Conventional wisdom often dictates that interest rate tightening by the Federal Reserve is negative for riskier assets, including equities.
That explains why many market participants are on edge ahead of 2022. After all, it seems all but certain that the Fed will raise rates next year, perhaps multiple times. Some experts argue that rate hikes don't have to damage equities, and that thesis has history on its side. If it plays out again in 2022, that could be a boon for exchange traded funds such as the ARK Innovation ETF (NYSEArca: ARKK).
“Historical analyses put together by Evercore ISI’s Ed Hyman and The Sevens Report’s Tom Essaye show that the S&P 500 typically fares well when the Fed raises rates for the first time in a tightening cycle,” reports Fred Imbert for CNBC. “For example, the Fed embarked on a rate hike cycle on June 30, 1999, when it raised rates by a quarter-point to 5%. The S&P 500 rose 7% from there to post a gain of 19.5% for the year.”

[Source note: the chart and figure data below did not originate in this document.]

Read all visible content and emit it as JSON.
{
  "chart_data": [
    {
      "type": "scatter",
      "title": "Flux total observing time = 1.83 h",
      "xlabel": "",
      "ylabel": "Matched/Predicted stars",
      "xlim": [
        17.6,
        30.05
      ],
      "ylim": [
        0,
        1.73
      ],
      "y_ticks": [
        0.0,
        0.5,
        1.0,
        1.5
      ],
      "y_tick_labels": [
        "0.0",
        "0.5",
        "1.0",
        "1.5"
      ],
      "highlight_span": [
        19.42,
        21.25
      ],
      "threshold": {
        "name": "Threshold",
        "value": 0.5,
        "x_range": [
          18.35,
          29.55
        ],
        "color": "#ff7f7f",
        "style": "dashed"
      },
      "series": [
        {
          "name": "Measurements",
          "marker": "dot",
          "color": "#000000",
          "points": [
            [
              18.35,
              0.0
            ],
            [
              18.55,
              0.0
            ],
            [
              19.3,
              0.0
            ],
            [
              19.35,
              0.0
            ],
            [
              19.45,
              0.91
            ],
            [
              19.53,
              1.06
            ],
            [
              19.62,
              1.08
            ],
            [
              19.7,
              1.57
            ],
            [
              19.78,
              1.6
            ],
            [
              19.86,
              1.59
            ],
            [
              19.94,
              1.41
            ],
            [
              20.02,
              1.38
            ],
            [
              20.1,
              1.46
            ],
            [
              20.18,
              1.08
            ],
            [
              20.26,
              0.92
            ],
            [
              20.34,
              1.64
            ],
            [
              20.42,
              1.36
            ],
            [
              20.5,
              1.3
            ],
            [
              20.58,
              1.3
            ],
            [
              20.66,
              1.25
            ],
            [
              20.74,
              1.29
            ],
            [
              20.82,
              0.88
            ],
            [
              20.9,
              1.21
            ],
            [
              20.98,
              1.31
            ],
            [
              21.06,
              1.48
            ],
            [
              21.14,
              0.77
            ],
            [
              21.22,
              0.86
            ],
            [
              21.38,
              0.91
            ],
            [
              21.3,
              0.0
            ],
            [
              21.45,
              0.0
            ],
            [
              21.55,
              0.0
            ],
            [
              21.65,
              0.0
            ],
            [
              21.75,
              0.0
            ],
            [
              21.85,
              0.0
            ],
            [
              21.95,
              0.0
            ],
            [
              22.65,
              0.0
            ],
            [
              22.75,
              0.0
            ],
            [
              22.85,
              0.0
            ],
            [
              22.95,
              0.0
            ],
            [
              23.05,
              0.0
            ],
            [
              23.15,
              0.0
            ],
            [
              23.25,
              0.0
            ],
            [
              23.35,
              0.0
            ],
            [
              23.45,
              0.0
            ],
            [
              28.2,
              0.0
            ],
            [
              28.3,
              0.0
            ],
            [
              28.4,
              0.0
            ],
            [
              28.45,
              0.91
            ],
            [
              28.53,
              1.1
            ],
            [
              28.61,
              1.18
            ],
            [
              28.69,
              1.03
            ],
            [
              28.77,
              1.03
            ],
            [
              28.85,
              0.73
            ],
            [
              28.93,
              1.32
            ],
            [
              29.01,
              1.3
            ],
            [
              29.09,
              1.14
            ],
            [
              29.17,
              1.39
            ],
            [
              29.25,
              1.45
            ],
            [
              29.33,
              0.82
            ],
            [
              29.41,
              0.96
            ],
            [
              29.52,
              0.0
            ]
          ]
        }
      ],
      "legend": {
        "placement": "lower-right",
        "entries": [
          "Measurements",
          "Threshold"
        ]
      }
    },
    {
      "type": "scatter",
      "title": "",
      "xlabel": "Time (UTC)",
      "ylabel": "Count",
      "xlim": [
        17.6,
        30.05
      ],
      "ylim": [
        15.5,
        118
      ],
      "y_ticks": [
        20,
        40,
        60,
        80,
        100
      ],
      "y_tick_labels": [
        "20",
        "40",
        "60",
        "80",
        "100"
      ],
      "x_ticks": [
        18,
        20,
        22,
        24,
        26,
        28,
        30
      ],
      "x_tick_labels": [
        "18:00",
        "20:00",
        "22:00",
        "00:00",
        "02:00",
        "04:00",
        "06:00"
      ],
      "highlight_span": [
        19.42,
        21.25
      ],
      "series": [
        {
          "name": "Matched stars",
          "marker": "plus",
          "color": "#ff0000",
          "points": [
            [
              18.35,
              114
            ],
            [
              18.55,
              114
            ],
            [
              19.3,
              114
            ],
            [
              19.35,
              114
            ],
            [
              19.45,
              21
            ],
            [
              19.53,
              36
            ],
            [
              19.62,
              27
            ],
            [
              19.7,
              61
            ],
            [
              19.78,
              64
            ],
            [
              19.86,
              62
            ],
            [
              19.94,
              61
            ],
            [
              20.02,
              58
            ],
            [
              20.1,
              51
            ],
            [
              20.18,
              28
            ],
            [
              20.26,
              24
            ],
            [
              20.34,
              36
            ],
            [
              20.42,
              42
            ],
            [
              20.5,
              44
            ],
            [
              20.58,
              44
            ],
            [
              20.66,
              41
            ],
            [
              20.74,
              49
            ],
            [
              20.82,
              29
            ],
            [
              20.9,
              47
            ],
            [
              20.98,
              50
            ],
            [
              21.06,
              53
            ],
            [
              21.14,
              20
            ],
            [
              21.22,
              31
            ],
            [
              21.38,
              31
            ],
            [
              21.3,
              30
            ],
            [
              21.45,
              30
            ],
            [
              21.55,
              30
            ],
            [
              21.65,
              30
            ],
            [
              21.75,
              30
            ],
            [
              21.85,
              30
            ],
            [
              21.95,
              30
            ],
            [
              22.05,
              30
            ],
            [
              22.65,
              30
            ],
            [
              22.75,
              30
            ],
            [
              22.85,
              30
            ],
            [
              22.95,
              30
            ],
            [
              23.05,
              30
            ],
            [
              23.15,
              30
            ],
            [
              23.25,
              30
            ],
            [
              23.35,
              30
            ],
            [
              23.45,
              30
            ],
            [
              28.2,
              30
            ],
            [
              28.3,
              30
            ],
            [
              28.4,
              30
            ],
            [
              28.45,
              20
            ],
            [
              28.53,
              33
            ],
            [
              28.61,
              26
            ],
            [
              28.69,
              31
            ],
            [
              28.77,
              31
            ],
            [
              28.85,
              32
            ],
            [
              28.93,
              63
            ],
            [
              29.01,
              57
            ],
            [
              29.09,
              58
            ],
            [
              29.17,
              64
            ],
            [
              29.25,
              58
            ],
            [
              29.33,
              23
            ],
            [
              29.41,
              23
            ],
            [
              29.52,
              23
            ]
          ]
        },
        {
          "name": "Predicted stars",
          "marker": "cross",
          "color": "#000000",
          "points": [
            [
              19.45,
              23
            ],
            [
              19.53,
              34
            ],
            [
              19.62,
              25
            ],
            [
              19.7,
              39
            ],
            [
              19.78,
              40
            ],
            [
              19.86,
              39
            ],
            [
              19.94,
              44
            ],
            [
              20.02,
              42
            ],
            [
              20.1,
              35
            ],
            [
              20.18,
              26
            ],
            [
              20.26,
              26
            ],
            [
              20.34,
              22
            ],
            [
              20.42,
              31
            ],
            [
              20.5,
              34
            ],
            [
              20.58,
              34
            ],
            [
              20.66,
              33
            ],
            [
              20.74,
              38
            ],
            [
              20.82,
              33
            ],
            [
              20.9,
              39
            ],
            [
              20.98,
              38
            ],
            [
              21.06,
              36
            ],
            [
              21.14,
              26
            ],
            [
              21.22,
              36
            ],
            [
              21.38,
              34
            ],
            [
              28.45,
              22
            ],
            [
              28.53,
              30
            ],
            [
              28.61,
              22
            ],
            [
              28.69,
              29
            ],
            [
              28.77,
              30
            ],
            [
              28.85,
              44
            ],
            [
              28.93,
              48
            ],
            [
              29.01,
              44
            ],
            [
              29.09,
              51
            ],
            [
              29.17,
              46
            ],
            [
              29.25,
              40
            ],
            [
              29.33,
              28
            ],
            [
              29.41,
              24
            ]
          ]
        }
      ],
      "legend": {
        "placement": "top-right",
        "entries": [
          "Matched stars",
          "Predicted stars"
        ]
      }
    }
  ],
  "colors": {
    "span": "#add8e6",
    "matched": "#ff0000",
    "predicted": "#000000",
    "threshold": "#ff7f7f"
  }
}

If that precedent repeats, ARKK could get a lift, particularly if economic growth slows as expected. Expectations for slower growth are pertinent in the ARKK conversation for multiple reasons. First, slower GDP growth often favors growth stocks, of which ARKK has plenty.
Second, the Fed is unlikely to raise rates if it feels the economy is in danger of stumbling. Rather, a rate hike could be a vote of confidence in the economy, perhaps providing some support for disruptive growth strategies.
“While the market will likely remain volatile near term, there’s no reason yet to think that stocks can’t rally through the start of another rate hike cycle,” says Essaye of the Sevens Report. “And given what we know about the current state of economic growth, employment and people’s personal balance sheets (all of which are very strong) it is very unlikely that the Fed hiking rates 50 basis points in 2022 would be enough to end the economic expansion.”
The $21.36 billion ARKK's largest sector weight is technology — a sector with a history of inverse correlations to rising rates. However, healthcare, communication services, and consumer discretionary, which combine for 60% of the fund's weight, show only light sensitivity to Fed rate tightening.